Knee Pain and Possible Treatments

knee photoAs massage therapists, we often see clients with painful knees. Professionals working with knees often bandy around the term VMO as the possible cause of the pain but what exactly does it mean. It stands for Vastus Medialis Obliquus but to most of us that makes us none the wiser.  The Vastus Medialis is one of four quadricep muscles that lie on the anterior of the thigh:

  • Rectus Femoris
  • Vastus Lateralis
  • Vastus Intermedius
  • Vastus Medialis

The main function of these muscles is to extend the knee, so it is fundamental in walking, running, squatting, etc but all of these muscles have unique roles in supporting and stabilising the knee.

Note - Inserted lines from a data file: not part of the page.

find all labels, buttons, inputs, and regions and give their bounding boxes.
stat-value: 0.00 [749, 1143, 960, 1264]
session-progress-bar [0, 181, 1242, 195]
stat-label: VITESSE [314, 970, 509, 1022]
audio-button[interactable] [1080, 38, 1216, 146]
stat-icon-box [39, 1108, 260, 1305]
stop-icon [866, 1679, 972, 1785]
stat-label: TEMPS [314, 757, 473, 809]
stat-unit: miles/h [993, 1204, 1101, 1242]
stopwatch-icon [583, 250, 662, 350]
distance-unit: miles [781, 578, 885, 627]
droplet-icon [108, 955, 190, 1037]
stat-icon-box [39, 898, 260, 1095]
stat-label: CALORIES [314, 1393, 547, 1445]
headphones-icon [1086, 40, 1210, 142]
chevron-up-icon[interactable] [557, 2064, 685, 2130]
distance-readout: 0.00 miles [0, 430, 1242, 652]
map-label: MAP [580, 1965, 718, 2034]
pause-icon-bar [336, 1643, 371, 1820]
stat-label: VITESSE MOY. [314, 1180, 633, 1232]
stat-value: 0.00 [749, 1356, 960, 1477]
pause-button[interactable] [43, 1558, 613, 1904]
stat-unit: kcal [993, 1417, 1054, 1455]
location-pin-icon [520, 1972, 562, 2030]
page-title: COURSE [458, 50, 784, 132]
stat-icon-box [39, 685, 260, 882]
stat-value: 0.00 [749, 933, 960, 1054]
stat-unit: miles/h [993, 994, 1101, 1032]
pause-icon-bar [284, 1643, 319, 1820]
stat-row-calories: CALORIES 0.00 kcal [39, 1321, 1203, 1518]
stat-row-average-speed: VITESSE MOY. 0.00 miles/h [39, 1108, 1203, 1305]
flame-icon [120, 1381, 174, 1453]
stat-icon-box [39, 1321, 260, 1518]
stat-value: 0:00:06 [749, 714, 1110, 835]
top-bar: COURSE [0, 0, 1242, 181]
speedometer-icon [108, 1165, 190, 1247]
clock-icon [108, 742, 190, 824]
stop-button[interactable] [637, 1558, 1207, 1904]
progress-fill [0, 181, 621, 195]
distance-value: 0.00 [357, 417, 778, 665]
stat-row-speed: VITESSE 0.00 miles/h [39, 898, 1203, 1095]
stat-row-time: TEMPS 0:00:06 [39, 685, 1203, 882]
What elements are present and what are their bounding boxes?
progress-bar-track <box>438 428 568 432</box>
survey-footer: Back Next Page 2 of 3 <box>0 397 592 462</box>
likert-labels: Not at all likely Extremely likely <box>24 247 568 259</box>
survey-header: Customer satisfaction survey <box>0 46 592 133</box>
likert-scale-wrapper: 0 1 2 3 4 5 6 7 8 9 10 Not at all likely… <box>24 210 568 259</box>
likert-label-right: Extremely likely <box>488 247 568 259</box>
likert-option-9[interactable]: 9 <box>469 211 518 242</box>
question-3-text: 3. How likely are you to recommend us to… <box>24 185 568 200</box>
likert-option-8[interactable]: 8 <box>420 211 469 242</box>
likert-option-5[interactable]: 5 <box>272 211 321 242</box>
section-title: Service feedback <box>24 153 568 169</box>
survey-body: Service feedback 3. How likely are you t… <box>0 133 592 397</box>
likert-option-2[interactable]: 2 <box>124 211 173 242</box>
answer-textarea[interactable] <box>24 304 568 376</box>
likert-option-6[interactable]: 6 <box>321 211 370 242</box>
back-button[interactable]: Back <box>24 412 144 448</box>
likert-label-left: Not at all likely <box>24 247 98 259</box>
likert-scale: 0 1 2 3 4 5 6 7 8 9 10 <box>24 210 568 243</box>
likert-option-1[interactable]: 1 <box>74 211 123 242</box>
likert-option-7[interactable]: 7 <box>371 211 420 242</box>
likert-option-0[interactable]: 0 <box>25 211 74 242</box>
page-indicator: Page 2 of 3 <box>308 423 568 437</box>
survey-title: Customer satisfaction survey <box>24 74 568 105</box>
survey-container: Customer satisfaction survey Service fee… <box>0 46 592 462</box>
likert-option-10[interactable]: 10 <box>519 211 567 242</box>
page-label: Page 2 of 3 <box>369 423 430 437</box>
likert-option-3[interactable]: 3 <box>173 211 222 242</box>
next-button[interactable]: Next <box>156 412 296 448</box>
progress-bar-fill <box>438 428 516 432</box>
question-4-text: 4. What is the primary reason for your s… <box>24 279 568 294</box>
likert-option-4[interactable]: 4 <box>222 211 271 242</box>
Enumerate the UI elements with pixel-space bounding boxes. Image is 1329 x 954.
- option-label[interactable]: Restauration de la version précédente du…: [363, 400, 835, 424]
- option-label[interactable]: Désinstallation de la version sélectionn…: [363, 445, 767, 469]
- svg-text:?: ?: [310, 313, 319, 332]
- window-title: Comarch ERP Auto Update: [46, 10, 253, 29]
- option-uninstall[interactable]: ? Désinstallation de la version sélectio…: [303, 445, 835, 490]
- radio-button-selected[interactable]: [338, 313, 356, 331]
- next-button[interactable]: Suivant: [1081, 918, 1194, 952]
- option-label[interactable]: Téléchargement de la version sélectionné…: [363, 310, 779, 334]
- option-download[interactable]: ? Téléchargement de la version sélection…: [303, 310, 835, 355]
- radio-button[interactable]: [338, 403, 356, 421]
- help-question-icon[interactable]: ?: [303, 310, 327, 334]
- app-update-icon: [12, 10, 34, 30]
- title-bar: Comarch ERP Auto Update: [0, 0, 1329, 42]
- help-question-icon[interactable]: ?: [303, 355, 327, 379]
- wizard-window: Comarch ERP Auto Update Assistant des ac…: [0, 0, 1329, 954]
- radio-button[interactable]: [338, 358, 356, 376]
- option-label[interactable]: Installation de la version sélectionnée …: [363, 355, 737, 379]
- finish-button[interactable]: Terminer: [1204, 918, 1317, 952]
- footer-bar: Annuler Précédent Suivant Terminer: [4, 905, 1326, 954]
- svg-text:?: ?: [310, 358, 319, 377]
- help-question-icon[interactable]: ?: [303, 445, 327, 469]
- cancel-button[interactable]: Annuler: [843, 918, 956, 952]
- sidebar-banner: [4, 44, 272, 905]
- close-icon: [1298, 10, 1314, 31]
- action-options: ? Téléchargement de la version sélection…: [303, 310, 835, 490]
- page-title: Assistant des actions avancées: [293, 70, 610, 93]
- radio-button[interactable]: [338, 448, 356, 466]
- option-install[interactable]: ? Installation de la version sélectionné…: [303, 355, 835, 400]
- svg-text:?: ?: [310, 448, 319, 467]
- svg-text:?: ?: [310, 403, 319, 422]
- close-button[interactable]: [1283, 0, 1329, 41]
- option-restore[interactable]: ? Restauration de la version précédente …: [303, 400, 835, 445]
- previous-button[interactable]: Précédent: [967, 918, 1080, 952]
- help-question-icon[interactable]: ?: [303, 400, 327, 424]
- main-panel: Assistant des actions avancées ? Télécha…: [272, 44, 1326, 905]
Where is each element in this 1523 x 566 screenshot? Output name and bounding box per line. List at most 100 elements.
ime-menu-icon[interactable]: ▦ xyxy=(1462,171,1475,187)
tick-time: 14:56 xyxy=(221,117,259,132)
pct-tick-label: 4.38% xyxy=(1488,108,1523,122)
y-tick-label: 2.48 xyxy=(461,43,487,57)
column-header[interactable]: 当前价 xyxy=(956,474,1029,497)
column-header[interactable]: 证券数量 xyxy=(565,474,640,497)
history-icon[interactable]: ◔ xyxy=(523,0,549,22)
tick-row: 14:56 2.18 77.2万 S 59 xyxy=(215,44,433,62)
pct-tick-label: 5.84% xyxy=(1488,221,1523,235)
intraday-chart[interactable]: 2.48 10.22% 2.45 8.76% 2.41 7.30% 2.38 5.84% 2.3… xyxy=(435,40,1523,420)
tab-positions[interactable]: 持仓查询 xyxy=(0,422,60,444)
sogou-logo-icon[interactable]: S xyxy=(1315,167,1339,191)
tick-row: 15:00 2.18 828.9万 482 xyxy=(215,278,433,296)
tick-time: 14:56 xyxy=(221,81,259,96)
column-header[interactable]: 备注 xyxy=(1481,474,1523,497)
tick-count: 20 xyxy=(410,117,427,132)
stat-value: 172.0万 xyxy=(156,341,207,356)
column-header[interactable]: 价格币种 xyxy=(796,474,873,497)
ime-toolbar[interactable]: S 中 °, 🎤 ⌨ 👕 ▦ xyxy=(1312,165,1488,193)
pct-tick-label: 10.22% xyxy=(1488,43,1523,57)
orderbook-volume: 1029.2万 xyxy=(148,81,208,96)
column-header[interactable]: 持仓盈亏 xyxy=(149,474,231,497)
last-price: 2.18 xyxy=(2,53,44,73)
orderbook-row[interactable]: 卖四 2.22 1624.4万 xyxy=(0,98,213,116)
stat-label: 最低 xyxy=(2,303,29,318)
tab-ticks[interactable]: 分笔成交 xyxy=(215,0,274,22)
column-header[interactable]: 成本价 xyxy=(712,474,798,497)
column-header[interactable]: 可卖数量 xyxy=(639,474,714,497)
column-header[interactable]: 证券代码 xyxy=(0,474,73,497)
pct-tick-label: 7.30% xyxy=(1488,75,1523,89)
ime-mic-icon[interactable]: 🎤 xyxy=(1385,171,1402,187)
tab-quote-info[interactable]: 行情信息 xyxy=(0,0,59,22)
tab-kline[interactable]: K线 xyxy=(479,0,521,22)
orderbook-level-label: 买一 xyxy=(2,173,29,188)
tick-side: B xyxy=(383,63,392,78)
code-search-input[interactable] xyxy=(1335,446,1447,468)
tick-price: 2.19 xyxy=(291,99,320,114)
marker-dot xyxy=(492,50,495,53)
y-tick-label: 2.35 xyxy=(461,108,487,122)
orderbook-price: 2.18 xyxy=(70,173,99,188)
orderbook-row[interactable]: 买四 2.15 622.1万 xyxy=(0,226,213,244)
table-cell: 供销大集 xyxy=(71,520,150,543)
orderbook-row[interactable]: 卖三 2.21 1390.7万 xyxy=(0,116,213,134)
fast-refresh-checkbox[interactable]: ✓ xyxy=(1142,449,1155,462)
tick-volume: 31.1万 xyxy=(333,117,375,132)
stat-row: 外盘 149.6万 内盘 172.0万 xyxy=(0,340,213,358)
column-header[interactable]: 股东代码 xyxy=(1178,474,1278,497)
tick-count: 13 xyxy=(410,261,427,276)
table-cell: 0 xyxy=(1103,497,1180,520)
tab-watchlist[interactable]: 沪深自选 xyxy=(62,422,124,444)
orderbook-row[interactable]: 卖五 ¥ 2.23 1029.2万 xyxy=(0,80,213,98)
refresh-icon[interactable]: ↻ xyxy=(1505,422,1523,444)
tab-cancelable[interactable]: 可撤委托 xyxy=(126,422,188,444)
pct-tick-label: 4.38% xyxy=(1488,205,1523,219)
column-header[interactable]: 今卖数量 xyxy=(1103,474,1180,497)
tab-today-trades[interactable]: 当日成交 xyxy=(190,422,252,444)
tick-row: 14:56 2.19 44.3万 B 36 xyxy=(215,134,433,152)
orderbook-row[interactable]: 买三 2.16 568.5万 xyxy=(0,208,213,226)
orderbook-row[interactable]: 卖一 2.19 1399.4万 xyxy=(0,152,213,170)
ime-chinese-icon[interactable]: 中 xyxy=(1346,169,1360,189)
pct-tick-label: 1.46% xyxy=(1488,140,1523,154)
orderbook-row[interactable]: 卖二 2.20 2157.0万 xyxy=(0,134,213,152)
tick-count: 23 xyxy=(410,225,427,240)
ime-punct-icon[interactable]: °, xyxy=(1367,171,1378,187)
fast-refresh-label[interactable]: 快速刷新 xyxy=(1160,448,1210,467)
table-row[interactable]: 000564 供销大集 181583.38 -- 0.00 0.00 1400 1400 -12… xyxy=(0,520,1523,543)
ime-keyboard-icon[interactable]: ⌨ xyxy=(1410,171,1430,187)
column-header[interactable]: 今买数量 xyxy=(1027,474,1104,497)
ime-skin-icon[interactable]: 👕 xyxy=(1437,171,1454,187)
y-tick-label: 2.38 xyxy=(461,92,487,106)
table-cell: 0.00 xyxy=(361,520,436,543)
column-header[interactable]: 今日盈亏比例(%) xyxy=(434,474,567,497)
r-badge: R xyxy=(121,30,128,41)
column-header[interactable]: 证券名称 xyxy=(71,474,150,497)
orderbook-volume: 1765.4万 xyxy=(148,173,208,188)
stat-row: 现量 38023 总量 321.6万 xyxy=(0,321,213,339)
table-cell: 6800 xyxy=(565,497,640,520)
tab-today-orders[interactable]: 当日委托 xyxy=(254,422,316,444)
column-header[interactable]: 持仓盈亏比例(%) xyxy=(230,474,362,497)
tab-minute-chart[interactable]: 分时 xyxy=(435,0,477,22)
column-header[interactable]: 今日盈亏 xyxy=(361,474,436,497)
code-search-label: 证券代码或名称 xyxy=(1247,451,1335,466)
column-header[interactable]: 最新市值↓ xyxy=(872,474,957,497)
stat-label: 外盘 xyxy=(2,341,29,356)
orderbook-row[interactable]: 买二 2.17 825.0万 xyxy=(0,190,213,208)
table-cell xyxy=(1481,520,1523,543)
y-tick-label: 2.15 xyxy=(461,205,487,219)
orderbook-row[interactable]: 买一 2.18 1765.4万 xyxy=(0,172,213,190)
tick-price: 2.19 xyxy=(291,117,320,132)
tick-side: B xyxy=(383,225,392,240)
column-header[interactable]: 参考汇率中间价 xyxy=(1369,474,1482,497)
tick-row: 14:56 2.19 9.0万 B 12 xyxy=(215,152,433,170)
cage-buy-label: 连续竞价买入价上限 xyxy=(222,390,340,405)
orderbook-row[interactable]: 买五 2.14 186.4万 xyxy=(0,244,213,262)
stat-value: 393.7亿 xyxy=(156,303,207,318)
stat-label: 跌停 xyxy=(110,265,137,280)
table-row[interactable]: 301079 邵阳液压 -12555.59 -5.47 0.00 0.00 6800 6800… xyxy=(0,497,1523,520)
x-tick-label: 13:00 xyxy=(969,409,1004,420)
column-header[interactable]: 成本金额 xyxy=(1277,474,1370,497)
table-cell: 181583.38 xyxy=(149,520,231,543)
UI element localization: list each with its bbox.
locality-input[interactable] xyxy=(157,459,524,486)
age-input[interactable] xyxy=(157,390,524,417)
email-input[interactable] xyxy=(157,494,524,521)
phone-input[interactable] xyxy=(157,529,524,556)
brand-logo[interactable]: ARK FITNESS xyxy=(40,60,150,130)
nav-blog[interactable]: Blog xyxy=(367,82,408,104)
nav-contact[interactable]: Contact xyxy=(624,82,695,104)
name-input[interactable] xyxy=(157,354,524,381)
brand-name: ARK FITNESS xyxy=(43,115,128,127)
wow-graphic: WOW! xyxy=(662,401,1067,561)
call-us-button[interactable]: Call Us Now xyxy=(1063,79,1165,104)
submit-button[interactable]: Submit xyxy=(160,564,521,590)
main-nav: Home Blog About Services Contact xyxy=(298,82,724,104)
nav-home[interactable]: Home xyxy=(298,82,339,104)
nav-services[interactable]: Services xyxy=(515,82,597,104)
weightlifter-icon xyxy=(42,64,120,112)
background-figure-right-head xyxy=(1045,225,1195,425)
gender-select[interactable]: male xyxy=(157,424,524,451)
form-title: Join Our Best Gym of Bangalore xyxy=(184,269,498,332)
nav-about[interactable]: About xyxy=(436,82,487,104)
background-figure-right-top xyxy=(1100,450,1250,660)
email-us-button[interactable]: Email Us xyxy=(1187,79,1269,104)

The vastus medialis originates from the tendon of Adductor Magnus and inserts into the tibial tuberosity via the patella tendon (as do all the quadricep muscles). The oblique fibres of the Vastus Medialis have been singled out and therefore given special mention because they perform and important role in stabilising the kneecap (patella) and ensuring that it tracks properly.  Weakness and mis-firing of these muscle fibres mean that when the knee is straightened, the patella doesn’t track properly in the patella groove causing painful achy knees and, over time, long term damage to the surrounding structures.

But why is the VMO consistently showing up as weak and not firing properly and how can we ‘switch’ it back on.

First of all, you must determine whether your VMO is contracting :

  1. Sit with your legs out in front of you and a rolled up towel under your knee (the knee should be slightly bent)
  2. Put your fingers over the area of VMO (as shown above right).
  3. Push your knee down into the towel (so that your knee straightens and the foot lifts off the couch)
  4. You should feel a strong contraction under your fingers
  5. If the muscle does not contract, continue to practice whilst pressing down gently on the muscle and concentrating on contracting the fibres underneath your fingers.

If the muscle does contract, you can continue with strengthening exercises:

  • Sitting on a chair with the knees bent, palpate the VMO. Start to slowly straighten the knee and ensure the VMO contracts. Maintain the contraction throughout the movement as you fully straighten the knee and bend it again. Repeat this twice daily until you can maintain a strong constant contraction 10 times in a row.
  • Place a large ball (such as a football) in between your knees and squeeze it.
  • Try performing a squat against a wall by sliding your back down the wall until your knees are at a right angle (your shins should remain vertical).